The malware campaign distributing the RondoDox botnet has expanded its reach, exploiting more than 50 vulnerabilities across more than 30 vendors.
Trend Micro said the campaign resembles an “exploit shotgun” approach, targeting a wide range of internet-exposed infrastructure, including routers, digital video recorders (DVRs), network video recorders (NVRs), CCTV systems, web servers, and various other network devices.
The cybersecurity company announced that it detected a RondoDox intrusion attempt on June 15, 2025. In doing so, the attackers exploited CVE-2023-1389, a security flaw in TP-Link Archer routers that has been actively exploited repeatedly since it was first disclosed in late 2022.

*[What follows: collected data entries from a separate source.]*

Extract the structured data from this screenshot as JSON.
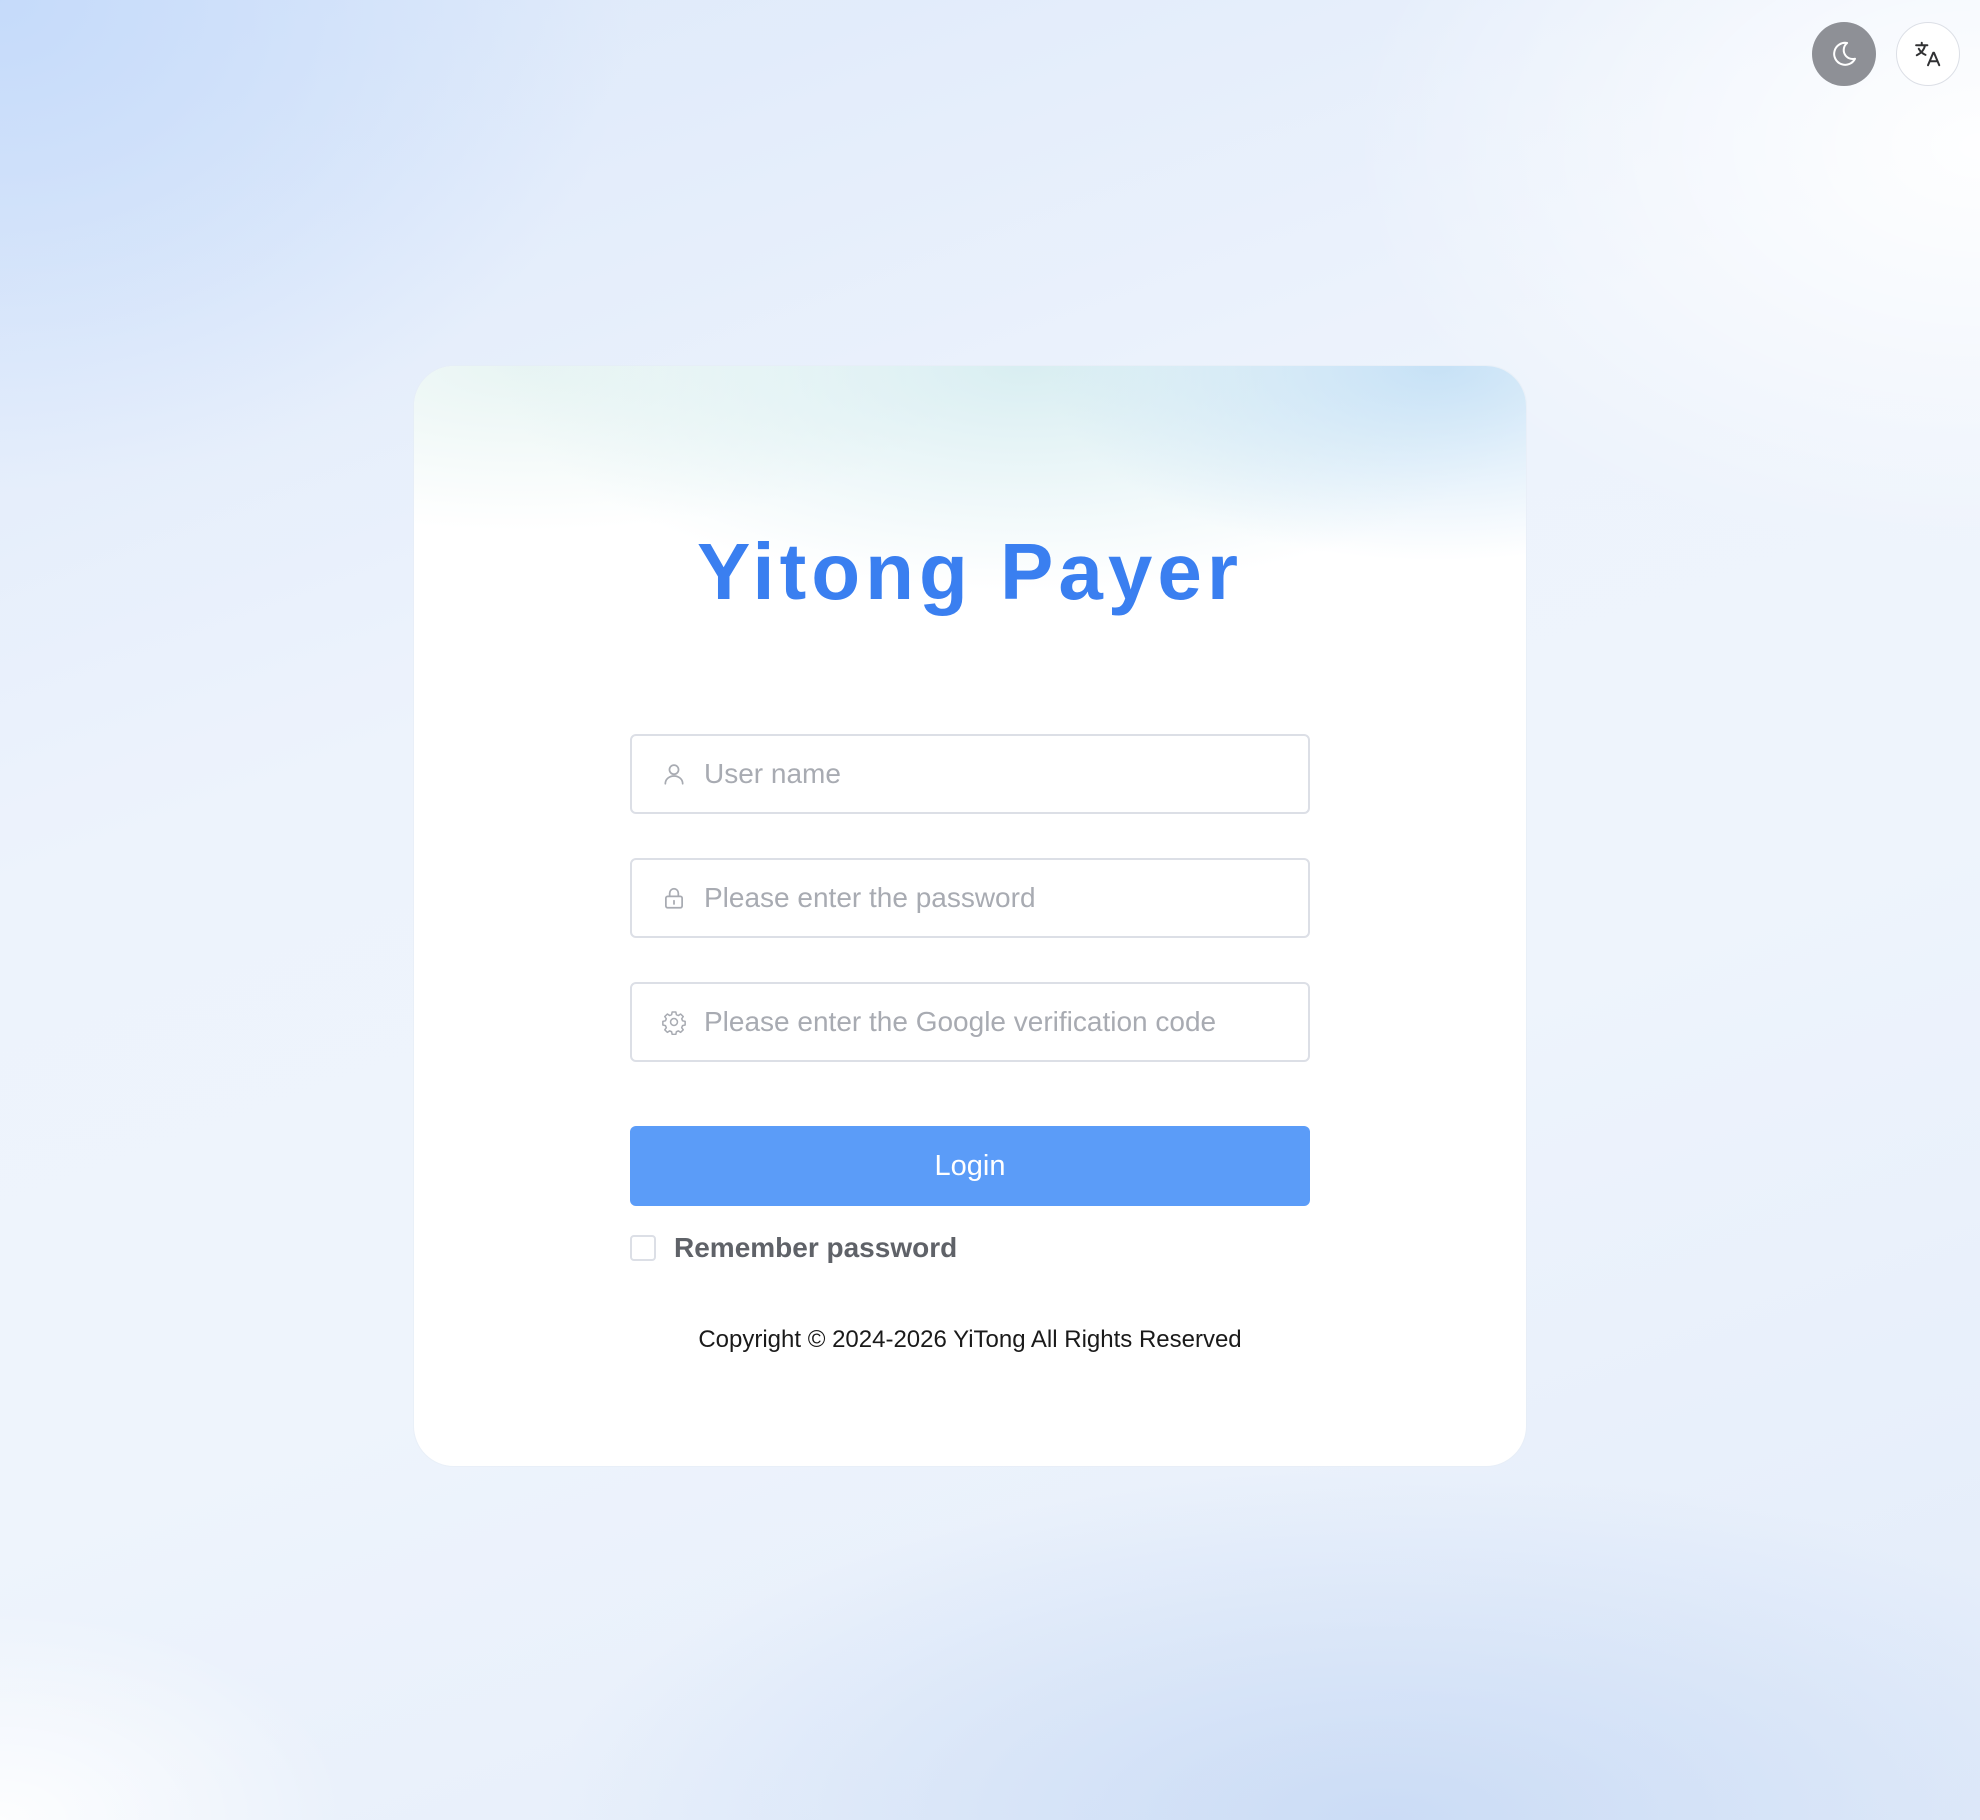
{
  "app": {
    "title": "Yitong Payer"
  },
  "top_controls": {
    "theme_icon": "moon-icon",
    "language_icon": "translate-icon"
  },
  "form": {
    "username": {
      "value": "",
      "placeholder": "User name",
      "icon": "user-icon"
    },
    "password": {
      "value": "",
      "placeholder": "Please enter the password",
      "icon": "lock-icon"
    },
    "google_code": {
      "value": "",
      "placeholder": "Please enter the Google verification code",
      "icon": "gear-icon"
    },
    "login_label": "Login",
    "remember_label": "Remember password",
    "remember_checked": false
  },
  "footer": {
    "copyright": "Copyright © 2024-2026 YiTong All Rights Reserved"
  },
  "colors": {
    "accent": "#3a7ff0",
    "button": "#5b9cf8",
    "placeholder": "#a8abb2",
    "border": "#dcdfe6"
  }
}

RondoDox was first documented by Fortinet FortiGuard Labs in July 2025, detailing an attack that enlisted TBK digital video recorders (DVRs) and Four-Faith routers into a botnet and aimed to perform distributed denial of service (DDoS) attacks against specific targets using HTTP, UDP, and TCP protocols.

“More recently, RondoDox expanded its distribution by using a ‘loader-as-a-service’ infrastructure that co-packages RondoDox and Mirai/Morte payloads, making detection and remediation more urgent,” Trend Micro said.
RondoDox’s expanded exploit includes nearly 50 security flaws, 18 of which do not have a CVE identifier assigned. The 56 vulnerabilities span a variety of vendors including D-Link, TVT, LILIN, Fiberhome, Linksys, BYTEVALUE, ASMAX, Brickcom, IQrouter, Ricon, Nextxt, NETGEAR, Apache, TBK, TOTOLINK, Meteobridge, Digiever, Edimax, QNAP, GNU, Dasan, Tenda, LB-LINK, AVTECH, and more. Zyxel, Hytec Inter, Belkin, Billion, Cisco.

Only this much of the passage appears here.